In breve, il veicolo che nel secolo scorso ha aperto all’umanità un’era d’incomparabile mobilità personale, oggi in molti casi non è più il mezzo di trasporto ideale. L’espansione disordinata dei sobborghi attorno alle città del mondo industrializzato, nata proprio con la diffusione di massa delle automobili, ora sta rientrando e cede il passo a una nuova cultura urbana. Nelle città, oltre ai mezzi pubblici, crescono le biciclette e le mini-auto elettriche in car-sharing, mentre calano le auto. Dal 2004 in poi, secondo uno studio di Michael Sivak, negli Stati Uniti cala costantemente il numero di veicoli, cala il numero di miglia percorse in auto e cala il consumo di benzina.
E qui si ritorna al “picco del petrolio”. Per Nick Butler, del King’s College di Londra, un esperto di energia certamente non nemico dei petrolieri, la produzione mondiale di petrolio si fermerà a 100 milioni di barili al giorno entro il 2020 e poi comincerà a declinare (oggi siamo a 90 milioni). Non per mancanza di materia prima, ma per il calo della domanda.
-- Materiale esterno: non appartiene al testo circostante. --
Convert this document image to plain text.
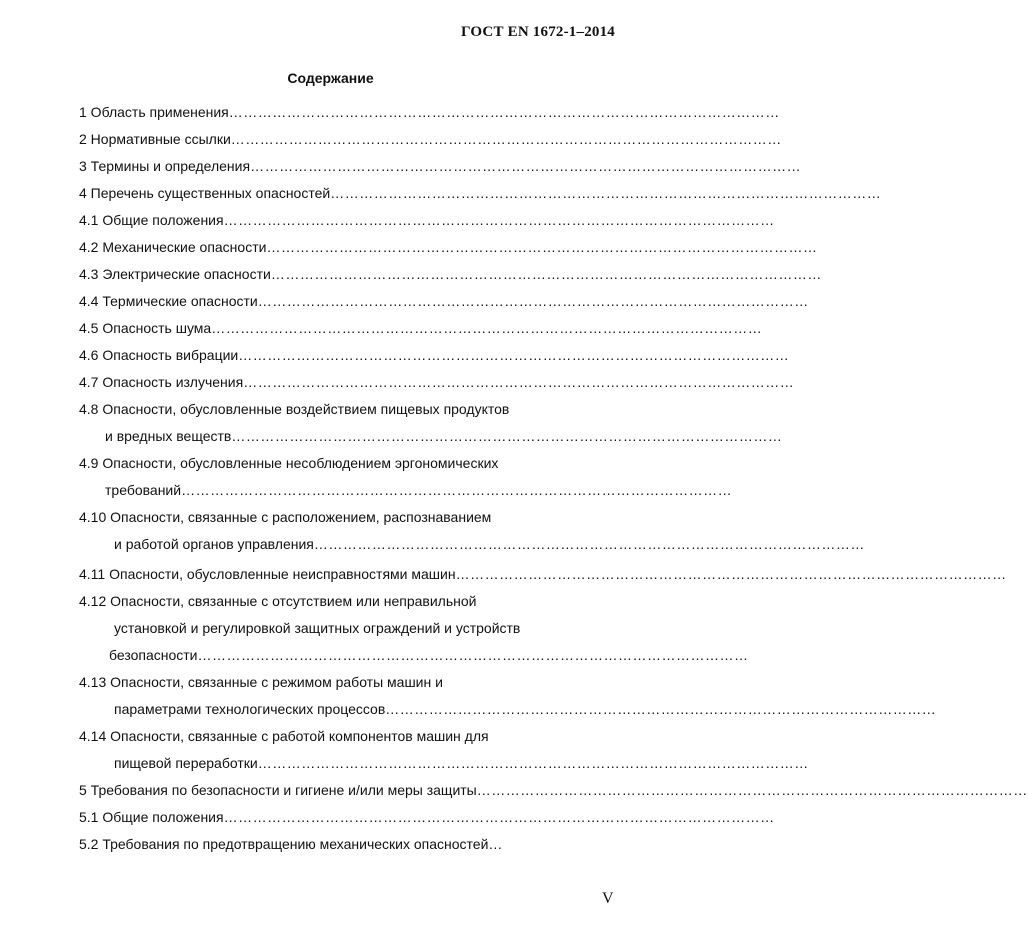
ГОСТ EN 1672-1–2014
Содержание
1 Область применения ……………………………………………………………………………………………………
2 Нормативные ссылки ……………………………………………………………………………………………………
3 Термины и определения ……………………………………………………………………………………………………
4 Перечень существенных опасностей ……………………………………………………………………………………………………
4.1 Общие положения ……………………………………………………………………………………………………
4.2 Механические опасности ……………………………………………………………………………………………………
4.3 Электрические опасности ……………………………………………………………………………………………………
4.4 Термические опасности ……………………………………………………………………………………………………
4.5 Опасность шума ……………………………………………………………………………………………………
4.6 Опасность вибрации ……………………………………………………………………………………………………
4.7 Опасность излучения ……………………………………………………………………………………………………
4.8 Опасности, обусловленные воздействием пищевых продуктов
и вредных веществ ……………………………………………………………………………………………………
4.9 Опасности, обусловленные несоблюдением эргономических
требований ……………………………………………………………………………………………………
4.10 Опасности, связанные с расположением, распознаванием
и работой органов управления ……………………………………………………………………………………………………
4.11 Опасности, обусловленные неисправностями машин ……………………………………………………………………………………………………
4.12 Опасности, связанные с отсутствием или неправильной
установкой и регулировкой защитных ограждений и устройств
безопасности ……………………………………………………………………………………………………
4.13 Опасности, связанные с режимом работы машин и
параметрами технологических процессов ……………………………………………………………………………………………………
4.14 Опасности, связанные с работой компонентов машин для
пищевой переработки ……………………………………………………………………………………………………
5 Требования по безопасности и гигиене и/или меры защиты ……………………………………………………………………………………………………
5.1 Общие положения ……………………………………………………………………………………………………
5.2 Требования по предотвращению механических опасностей…
V
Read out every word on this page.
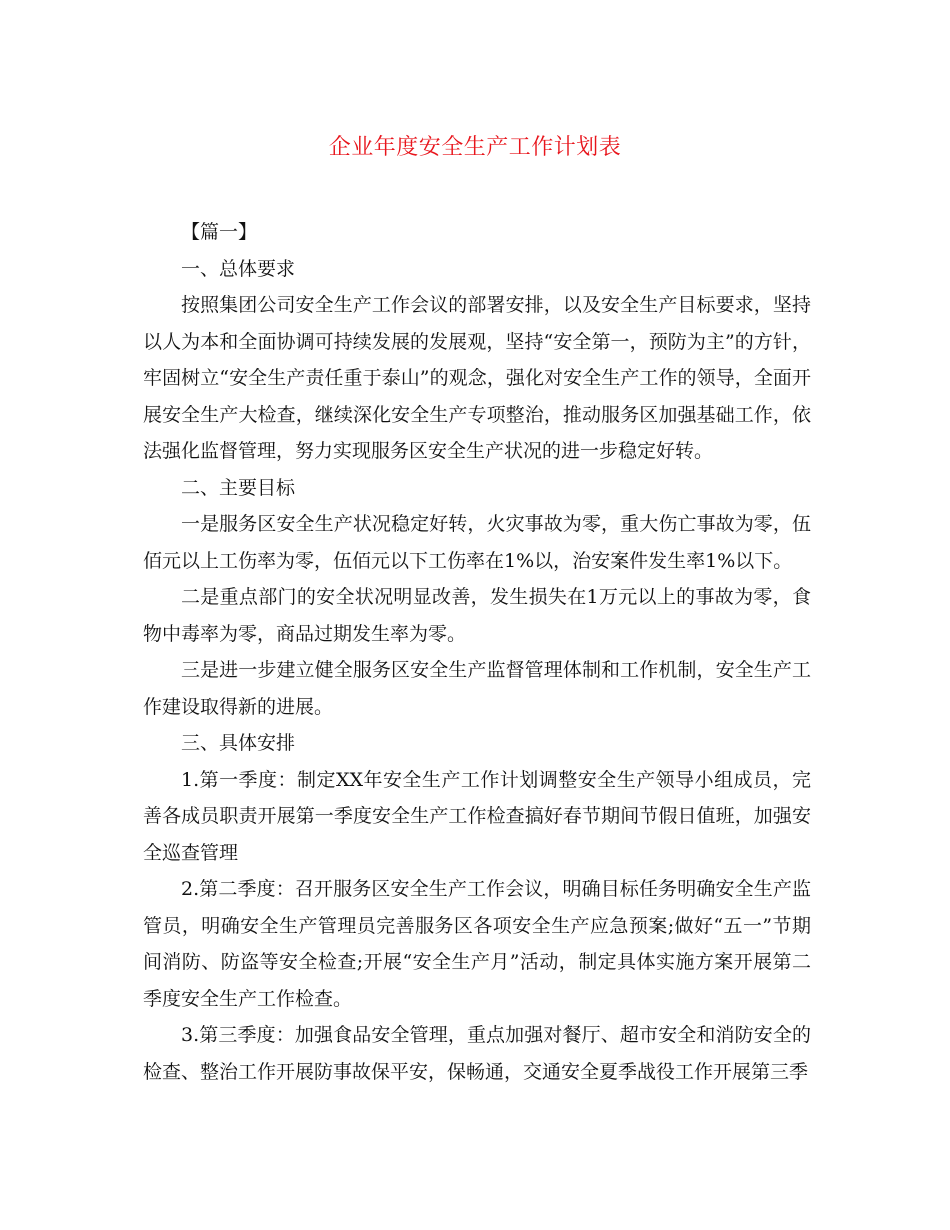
企业年度安全生产工作计划表

【篇一】

一、总体要求

按照集团公司安全生产工作会议的部署安排，以及安全生产目标要求，坚持以人为本和全面协调可持续发展的发展观，坚持“安全第一，预防为主”的方针，牢固树立“安全生产责任重于泰山”的观念，强化对安全生产工作的领导，全面开展安全生产大检查，继续深化安全生产专项整治，推动服务区加强基础工作，依法强化监督管理，努力实现服务区安全生产状况的进一步稳定好转。

二、主要目标

一是服务区安全生产状况稳定好转，火灾事故为零，重大伤亡事故为零，伍佰元以上工伤率为零，伍佰元以下工伤率在1%以，治安案件发生率1%以下。

二是重点部门的安全状况明显改善，发生损失在1万元以上的事故为零，食物中毒率为零，商品过期发生率为零。

三是进一步建立健全服务区安全生产监督管理体制和工作机制，安全生产工作建设取得新的进展。

三、具体安排

1.第一季度：制定XX年安全生产工作计划调整安全生产领导小组成员，完善各成员职责开展第一季度安全生产工作检查搞好春节期间节假日值班，加强安全巡查管理

2.第二季度：召开服务区安全生产工作会议，明确目标任务明确安全生产监管员，明确安全生产管理员完善服务区各项安全生产应急预案;做好“五一”节期间消防、防盗等安全检查;开展“安全生产月”活动，制定具体实施方案开展第二季度安全生产工作检查。

3.第三季度：加强食品安全管理，重点加强对餐厅、超市安全和消防安全的检查、整治工作开展防事故保平安，保畅通，交通安全夏季战役工作开展第三季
In prospettiva, gli abitanti delle città ordineranno un passaggio per andare al lavoro da una app dello smartphone e avranno a disposizione un’auto elettrica senza conducente, controllata via satellite, capace di evitare il traffico e portarli a destinazione rapidamente. Le conseguenze per i produttori sono di vasta portata: dovranno adattarsi a un mondo con meno auto comprate e più auto condivise, con più auto che si guidano da sole e meno bolidi che sfrecciano sulle autostrade. La domanda chiave l’ha fatta Tim Ryan, vice presidente di PricewaterhouseCoopers: “Vendete auto o vendete mobilità?” E’ questa la richiesta che dovranno abituarsi a soddisfare, se non vogliono correre il rischio di diventare irrilevanti.